The arrival of 5G, the growth of the digital economy, the increasing digitization of systems and processes, and the development of computing are all major ongoing themes playing out for a few years. In fact, over the past decade, the use of electronics has risen significantly. These digital technologies require heavy use of semiconductors and chips. As a result, the order books of companies that make such semiconductor components and chips have swelled. So, if you are screening for semiconductor stocks to invest in now, then consider names like Texas Instruments, AMD, and Qualcomm. They are among the top semiconductor chip makers in the world. Texas Instruments is known for its analog chips and embedded processors. You may also recognize Texas Instruments for its TI series of calculators. The company is credit with being the inventor of the first hand-held calculator.

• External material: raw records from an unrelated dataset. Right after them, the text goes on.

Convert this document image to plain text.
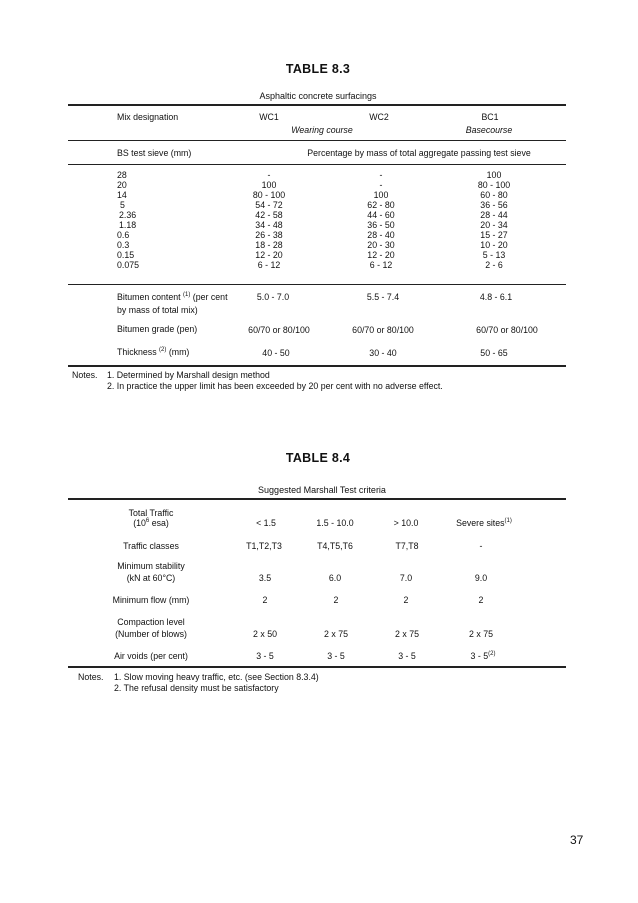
TABLE 8.3
Asphaltic concrete surfacings
Mix designation	WC1	WC2	BC1
Wearing course	Basecourse
BS test sieve (mm)	Percentage by mass of total aggregate passing test sieve
28	-	-	100
20	100	-	80 - 100
14	80 - 100	100	60 - 80
5	54 - 72	62 - 80	36 - 56
2.36	42 - 58	44 - 60	28 - 44
1.18	34 - 48	36 - 50	20 - 34
0.6	26 - 38	28 - 40	15 - 27
0.3	18 - 28	20 - 30	10 - 20
0.15	12 - 20	12 - 20	5 - 13
0.075	6 - 12	6 - 12	2 - 6
Bitumen content $^{(1)}$ (per cent
by mass of total mix)
5.0 - 7.0	5.5 - 7.4	4.8 - 6.1
Bitumen grade (pen)	60/70 or 80/100	60/70 or 80/100	60/70 or 80/100
Thickness $^{(2)}$ (mm)	40 - 50	30 - 40	50 - 65
Notes. 1. Determined by Marshall design method
2. In practice the upper limit has been exceeded by 20 per cent with no adverse effect.
TABLE 8.4
Suggested Marshall Test criteria
Total Traffic
($10^6$ esa)	< 1.5	1.5 - 10.0	> 10.0	Severe sites$^{(1)}$
Traffic classes	T1,T2,T3	T4,T5,T6	T7,T8	-
Minimum stability
(kN at 60°C)	3.5	6.0	7.0	9.0
Minimum flow (mm)	2	2	2	2
Compaction level
(Number of blows)	2 x 50	2 x 75	2 x 75	2 x 75
Air voids (per cent)	3 - 5	3 - 5	3 - 5	3 - 5$^{(2)}$
Notes. 1. Slow moving heavy traffic, etc. (see Section 8.3.4)
2. The refusal density must be satisfactory
37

More On Valuations And Recent Results
Texas Instruments is currently trading at a PE ratio of around 27. The 5-year historical average is approximately 24. The price-to-book ratio is above 16, while the 5-year average is about 11. The price-to-sales ratio is around 11, while the 5-year average is 7.4. So, from a valuation perspective, the stock looks priced at a premium at this time. The dividend yield also points to a similar trend. The stock was trading at a yield of 2.26%, whereas the 5-year average is above 2.4%. Does this mean that you should not buy semiconductor stocks today, especially stocks like Texas Instruments? Let us look at the most recent quarterly result of Texas Instruments.
The company reported its Q12021 earnings results towards the end of April 2021. Revenues rose from $3.3 billion in Q12020 to $4.3 billion in Q12021, a growth of 29% year-on-year. Operating profit also jumped from $1.2 billion to $1.9 billion, an increase of 56% year-on-year. The net income per share also rose from $1.24 in Q12020 to $1.87 in Q12021, a growth of 51% year-on-year.